Floccifex

Scientific classification
- Domain: Bacteria
- Kingdom: Bacillati
- Phylum: Bacillota
- Class: Erysipelotrichia
- Order: Erysipelotrichales
- Family: Erysipelotrichaceae
- Genus: Floccifex Wylensek et al. 2021
- Type species: Floccifex porci Wylensek et al. 2021

= Floccifex =

Genus of Gram-positive anaerobic bacteria

Floccifex is a genus of Gram-positive, strictly anaerobic bacteria belonging to the family Erysipelotrichaceae. It was first described in 2021 based on the isolation of its type species, Floccifex porci, from the feces of a pig in Germany.

== Taxonomy ==
The genus Floccifex was proposed as part of a large-scale culturomics and phylogenomic study of the pig gut microbiota.

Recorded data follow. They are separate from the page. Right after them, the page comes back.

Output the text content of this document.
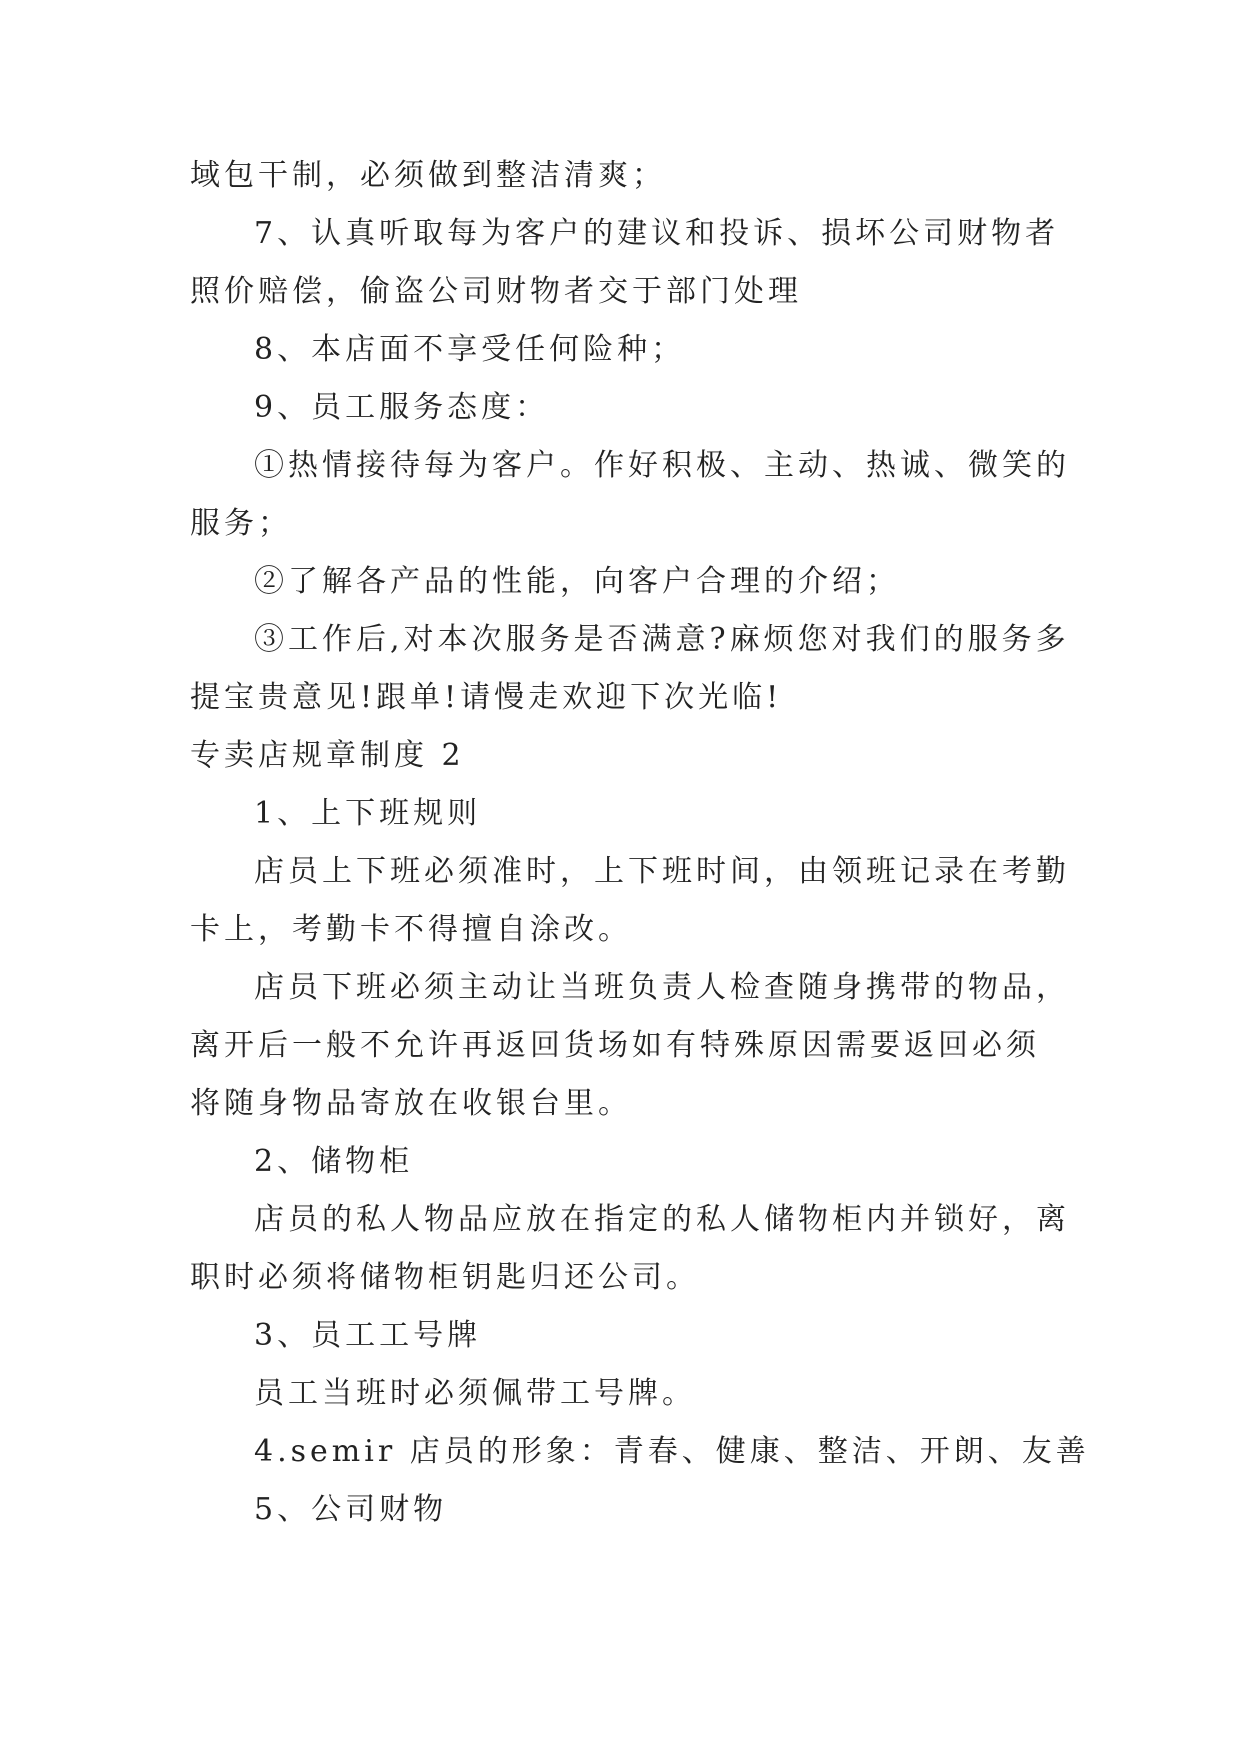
域包干制，必须做到整洁清爽；

7、认真听取每为客户的建议和投诉、损坏公司财物者

照价赔偿，偷盗公司财物者交于部门处理

8、本店面不享受任何险种；

9、员工服务态度：

①热情接待每为客户。作好积极、主动、热诚、微笑的

服务；

②了解各产品的性能，向客户合理的介绍；

③工作后,对本次服务是否满意?麻烦您对我们的服务多

提宝贵意见!跟单!请慢走欢迎下次光临!

专卖店规章制度 2

1、上下班规则

店员上下班必须准时，上下班时间，由领班记录在考勤

卡上，考勤卡不得擅自涂改。

店员下班必须主动让当班负责人检查随身携带的物品，

离开后一般不允许再返回货场如有特殊原因需要返回必须

将随身物品寄放在收银台里。

2、储物柜

店员的私人物品应放在指定的私人储物柜内并锁好，离

职时必须将储物柜钥匙归还公司。

3、员工工号牌

员工当班时必须佩带工号牌。

4.semir 店员的形象：青春、健康、整洁、开朗、友善

5、公司财物
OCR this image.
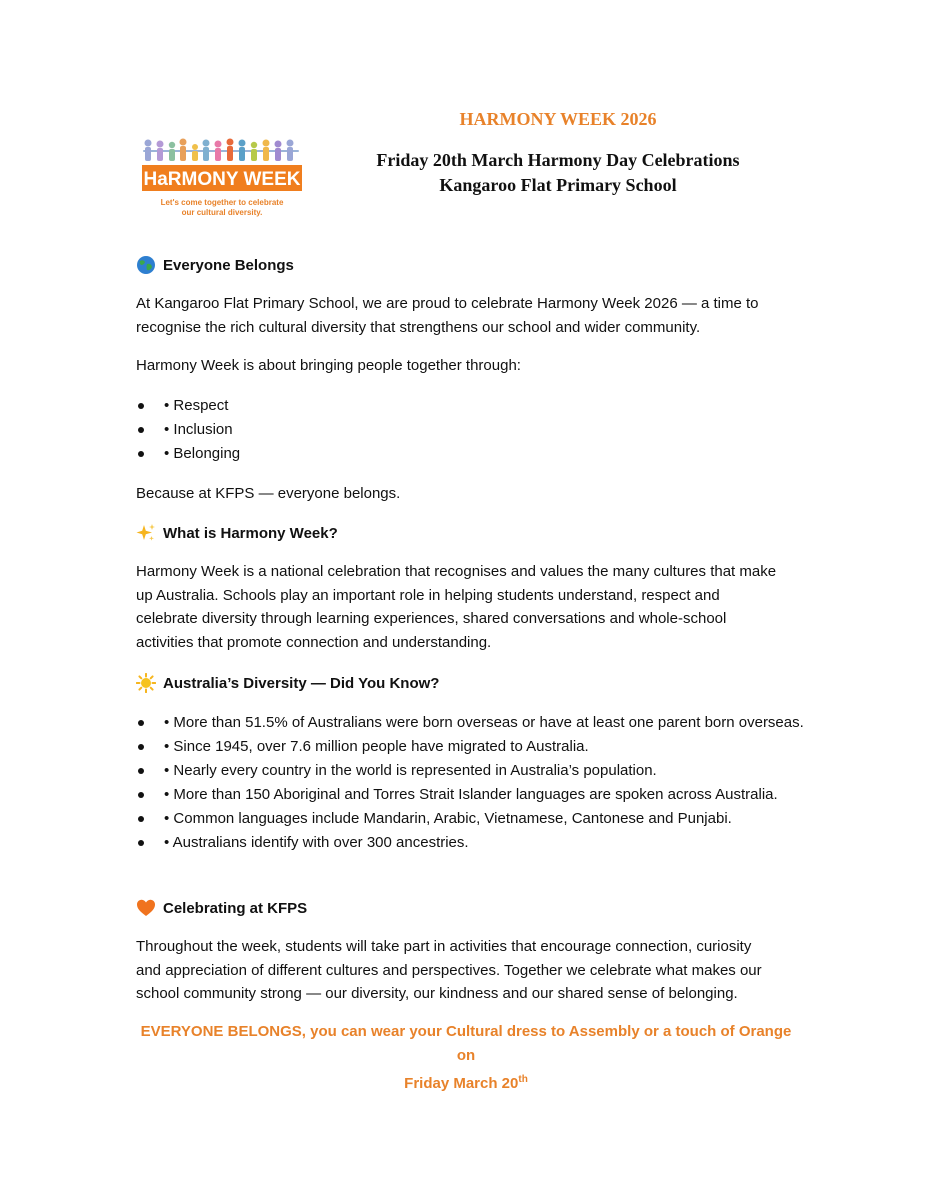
HARMONY WEEK 2026
Friday 20th March Harmony Day Celebrations
Kangaroo Flat Primary School
HaRMONY WEEK
Let's come together to celebrate
our cultural diversity.
Everyone Belongs

At Kangaroo Flat Primary School, we are proud to celebrate Harmony Week 2026 — a time to

recognise the rich cultural diversity that strengthens our school and wider community.

Harmony Week is about bringing people together through:
• Respect
• Inclusion
• Belonging
Because at KFPS — everyone belongs.
What is Harmony Week?

Harmony Week is a national celebration that recognises and values the many cultures that make

up Australia. Schools play an important role in helping students understand, respect and

celebrate diversity through learning experiences, shared conversations and whole-school

activities that promote connection and understanding.

Australia’s Diversity — Did You Know?
• More than 51.5% of Australians were born overseas or have at least one parent born overseas.
• Since 1945, over 7.6 million people have migrated to Australia.
• Nearly every country in the world is represented in Australia’s population.
• More than 150 Aboriginal and Torres Strait Islander languages are spoken across Australia.
• Common languages include Mandarin, Arabic, Vietnamese, Cantonese and Punjabi.
• Australians identify with over 300 ancestries.
Celebrating at KFPS

Throughout the week, students will take part in activities that encourage connection, curiosity

and appreciation of different cultures and perspectives. Together we celebrate what makes our

school community strong — our diversity, our kindness and our shared sense of belonging.

EVERYONE BELONGS, you can wear your Cultural dress to Assembly or a touch of Orange on
Friday March 20th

Phylogenetic analysis based on 16S rRNA gene sequences and genome comparisons placed it in the family Erysipelotrichaceae, distinct from other closely related genera.

== Characteristics ==
Floccifex species are coccoid to rod-shaped, Gram-positive, and non-spore-forming. They grow under strictly anaerobic conditions and form flocculent aggregates in liquid culture, an attribute referenced in the genus name ("floccus" = flock, "fex" = maker).